In 1917 ging het ballet behalve naar Spanje en Portugal, opnieuw naar Zuid-Amerika, wederom met Nijinsky die steeds instabieler werd. Door de oorlog was er minder geld dan voorheen maar Diaghilev kon altijd rekenen op giften van mensen als Coco Chanel, Chevgne, Polignac en Rothschild.

In 1918 verbleven ze zes maanden in Engeland alwaar La boutique fantasque en De driekanten steek gepresenteerd werden, en ook in 1919 verbleven ze hier geruimte tijd.

1920 was het jaar van Pulcinella en Le chant du Rossignol, waarbij de ontwerpen van Matisse waren.

In 1921 spelen ze in Londen en Parijs met Chout en Cuadro Flamenco. In dit jaar neemt hij ook Boris Kochno aan als secretaris.

In 1922 toert het ballet door Frankrijk en Belgie met nieuwe stukken als Le Renard, Mavra en Le mariage d'Aurore (uit Sleeping beauty). Bronia Nijinska, de zus van de beroemde Vaslav Nijinsky, wordt aangetrokken als choreograve en ontpopt zich als een groot talent.

Het reizen moe, besluit Diaghilev zich met het gezelschap te vestigen in Monte Carlo en ook de naam wordt veranderd in Le Ballet Russe de Monte Carlo. Ze blijven zes maanden in het kleine staatje zodat er vier maanden overblijven voor een tournee.

In 1923 creëert Nijinska Les Noces. Ze haalt hiervoor oudleerlingen uit Rusland, waaronder Serge Lifar, die Anton Dolin als favoriet van Diaghilev zou gaan vervangen. Ook werden Larionov en Gontcharova aangetrokken als ontwerpers, zodat er voor het eerst sinds jaren weer een compleet Russisch team samenwerkte. Het werd het begin van een zeer creatieve periode, waarin ook door de thuishaven veel tijd was voor nieuwe producties. Zo waren er in 1924 wel zeven nieuwe balletten(!) waaronder de beroemde Les Biches en Le train Bleu.

Bronia in Les Biches

Diaghilev zette zelfs, uit bewondering voor Gounod, weer twee opera's op het programma. Hierna nam Nijinska ontslag, voornamelijk omdat ze het niet uit kon staan dat Lifar steeds belangrijker werd in het ballet.
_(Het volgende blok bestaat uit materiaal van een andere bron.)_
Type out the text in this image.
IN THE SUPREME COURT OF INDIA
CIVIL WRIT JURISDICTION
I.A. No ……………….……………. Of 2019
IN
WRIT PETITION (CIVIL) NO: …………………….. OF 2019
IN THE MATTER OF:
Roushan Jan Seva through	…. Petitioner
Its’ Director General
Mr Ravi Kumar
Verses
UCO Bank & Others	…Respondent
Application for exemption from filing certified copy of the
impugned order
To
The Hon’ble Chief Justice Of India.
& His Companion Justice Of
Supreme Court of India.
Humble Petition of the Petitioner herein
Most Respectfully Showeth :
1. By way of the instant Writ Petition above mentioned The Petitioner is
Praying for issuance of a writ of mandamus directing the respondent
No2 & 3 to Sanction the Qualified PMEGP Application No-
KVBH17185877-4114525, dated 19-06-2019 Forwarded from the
Vervolgens werden er nieuwe mensen aangetrokken, Alexandra Danilova, de veertienjarige Alicia Markova en Georges Balanchivadze, die later beroemd zou worden onder de naam Balanchine. Maar eerst was hij enkel danser, zodat Diaghilev zonder choreograaf zat. Hij nam Massine weer in dienst, die inmiddels gescheiden was. Diaghilev bleef talenten ontdekken, hij betrok Braque, Pruna, Derain, Max Ernst en Juan Miro bij het ballet.

Sergei in 1925

In 1925 had Balanchine zijn eerste choreografie van de heruitvoering van Le chant du Rossignol. Een jaar later is er een ballet op muziek van Satie, Jack in the box, maar wordt ook Romeo en Julia opgevoerd.

1927 was het jaar van La Chatte, het eerste meesterwerk van Balanchine. En Oedipus Rex wordt gecreëerd. Het was het jaar dat Diaghilev voor de twintigste keer een seizoen in Parijs had. Het gezelschap wilde dit vieren, maar Diaghilev hield dit tegen: hij was diep getroffen door de gedachte maar hij had een hekel aan dit soort vieringen die meestal het begin van het einde waren. Hij wilde altijd jong blijven.

Dat zat er echter niet in. Hoewel hij nog maar 55 jaar oud was, begon zijn gezondheid achteruit te gaan. Hij leed aan suikerziekte.

Diaghilev met Boris Kochno

In 1928 werd Apollon Musagete gemaakt, Balanchine was zo succesvol dat Massine ontslag nam. Diaghilev hield hem niet tegen.

Diaghilev, inmiddels met twee minnaars, Lifar en Kochno, ontmoette de zestien jaar jonge Igor Markevitch, die piano studeerde in sprekend op een jonge Massine leek. Diaghilev was verliefd, maar Markevitch, waarschijnlijk niet homoseksueel, genoot van de aandacht die hij kreeg. Hij moest zelfs een ballet gaan componeren.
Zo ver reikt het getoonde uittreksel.